On 1/22/21 9:47 AM, Lukas Wunner wrote:
Commit e687ad60af09 ("netfilter: add netfilter ingress hook after handle_ing() under unique static key") introduced the ability to classify packets with netfilter on ingress. Support the same on egress to satisfy user requirements such as: * outbound security policies for containers (Laura) * filtering and mangling intra-node Direct Server Return (DSR) traffic on a load balancer (Laura) * filtering locally generated traffic coming in through AF_PACKET, such as local ARP traffic generated for clustering purposes or DHCP (Laura; the AF_PACKET plumbing is contained in a separate commit) * L2 filtering from ingress and egress for AVB (Audio Video Bridging) and gPTP with nftables (Pablo) * in the future: in-kernel NAT64/NAT46 (Pablo) A patch for nftables to hook up egress rules from user space has been submitted separately, so users may immediately take advantage of the feature. The hook is positioned after packet handling by traffic control. Thus, if packets are redirected into and out of containers with tc, the data path is: ingress: host tc -> container tc -> container nft egress: container tc -> host tc -> host nft This was done to address an objection from Daniel Borkmann: If desired, nft does not get into tc's way performance-wise. The host is able to firewall malicious packets coming out of a container, but only after tc has done its duty. An implication is that tc may set skb->mark on egress for nft to act on it, but not the other way round.

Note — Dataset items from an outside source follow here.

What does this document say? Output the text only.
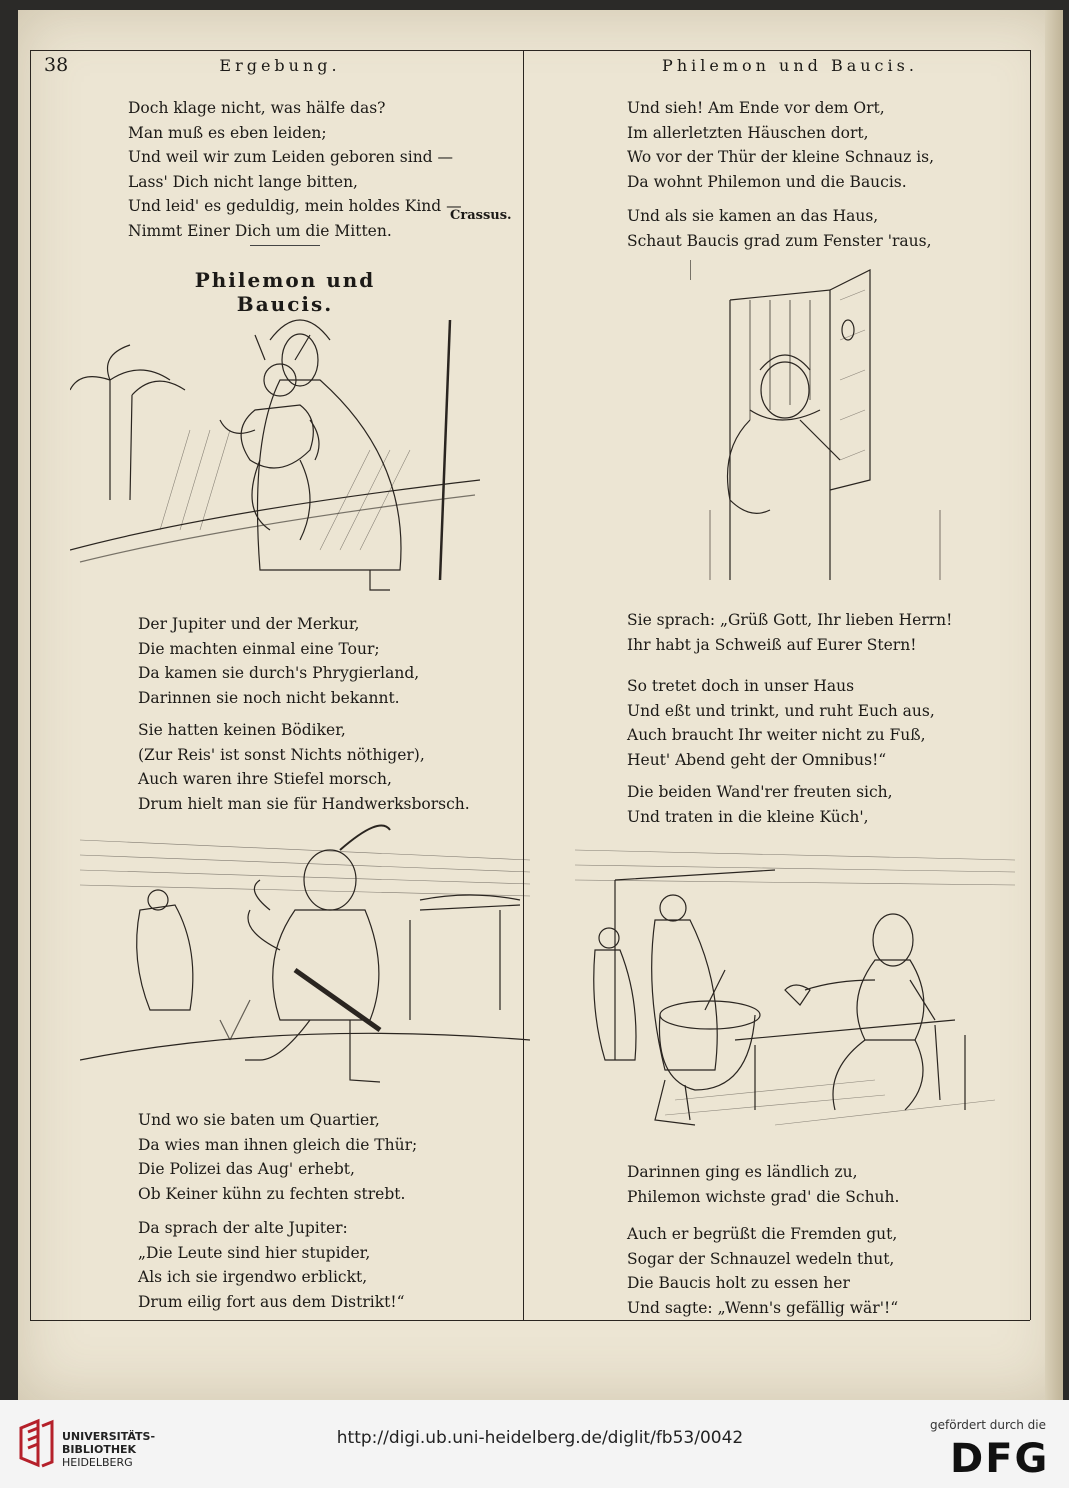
38	Ergebung.	Philemon und Baucis.
Doch klage nicht, was hälfe das?
Man muß es eben leiden;
Und weil wir zum Leiden geboren sind —
Lass' Dich nicht lange bitten,
Und leid' es geduldig, mein holdes Kind —
Nimmt Einer Dich um die Mitten.
Crassus.
Philemon und Baucis.
Der Jupiter und der Merkur,
Die machten einmal eine Tour;
Da kamen sie durch's Phrygierland,
Darinnen sie noch nicht bekannt.
Sie hatten keinen Bödiker,
(Zur Reis' ist sonst Nichts nöthiger),
Auch waren ihre Stiefel morsch,
Drum hielt man sie für Handwerksborsch.
Und wo sie baten um Quartier,
Da wies man ihnen gleich die Thür;
Die Polizei das Aug' erhebt,
Ob Keiner kühn zu fechten strebt.
Da sprach der alte Jupiter:
„Die Leute sind hier stupider,
Als ich sie irgendwo erblickt,
Drum eilig fort aus dem Distrikt!“
Und sieh! Am Ende vor dem Ort,
Im allerletzten Häuschen dort,
Wo vor der Thür der kleine Schnauz is,
Da wohnt Philemon und die Baucis.
Und als sie kamen an das Haus,
Schaut Baucis grad zum Fenster 'raus,
Sie sprach: „Grüß Gott, Ihr lieben Herrn!
Ihr habt ja Schweiß auf Eurer Stern!
So tretet doch in unser Haus
Und eßt und trinkt, und ruht Euch aus,
Auch braucht Ihr weiter nicht zu Fuß,
Heut' Abend geht der Omnibus!“
Die beiden Wand'rer freuten sich,
Und traten in die kleine Küch',
Darinnen ging es ländlich zu,
Philemon wichste grad' die Schuh.
Auch er begrüßt die Fremden gut,
Sogar der Schnauzel wedeln thut,
Die Baucis holt zu essen her
Und sagte: „Wenn's gefällig wär'!“
UNIVERSITÄTS-
BIBLIOTHEK
HEIDELBERG
http://digi.ub.uni-heidelberg.de/diglit/fb53/0042
gefördert durch die
DFG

If egress netfilter handling is not enabled on any interface, it is patched out of the data path by way of a static_key and doesn't make a performance difference that is discernible from noise:
[...]
@@ -4096,13 +4098,18 @@ static int __dev_queue_xmit(struct sk_buff *skb, struct net_device *sb_dev) qdisc_pkt_len_init(skb); #ifdef CONFIG_NET_CLS_ACT skb->tc_at_ingress = 0; -# ifdef CONFIG_NET_EGRESS +#endif +#ifdef CONFIG_NET_EGRESS if (static_branch_unlikely(&egress_needed_key)) { skb = sch_handle_egress(skb, &rc, dev); if (!skb) goto out; + if (nf_hook_egress_active()) { + skb = nf_hook_egress(skb, &rc, dev); + if (!skb) + goto out; + }
This won't work unfortunately, the issue is that this now creates an asymmetric path, for example: [tc ingress] -> [nf ingress] -> [host] -> [tc egress] -> [nf egress]. So any NAT translation done on tc ingress + tc egress will break on the nf hooks given nf is not able to correlate inbound with outbound traffic. Likewise for container-based traffic that is in its own netns, one of the existing paths is: [tc ingress (phys,hostns)] -> [tc ingress (veth,podns)] -> [reply] -> [tc egress (veth,podns)] -> [tc ingress (veth,hostns)] -> [nf egress (phys,hostns)*] -> [tc egress (phys,hostns)]. As can be seen the [nf ingress] hook is not an issue at all given everything operates in tc layer but the [nf egress*] one is in this case, as it touches in tc layer where existing data planes will start to break upon rule injection. Wrt above objection, what needs to be done for the minimum case is to i) fix the asymmetry problem from here, and ii) add a flag for tc layer-redirected skbs to skip the nf egress hook *; with that in place this concern should be resolved. Thanks!
} -# endif #endif /* If device/qdisc don't need skb->dst, release it right now while * its hot in this cpu cache.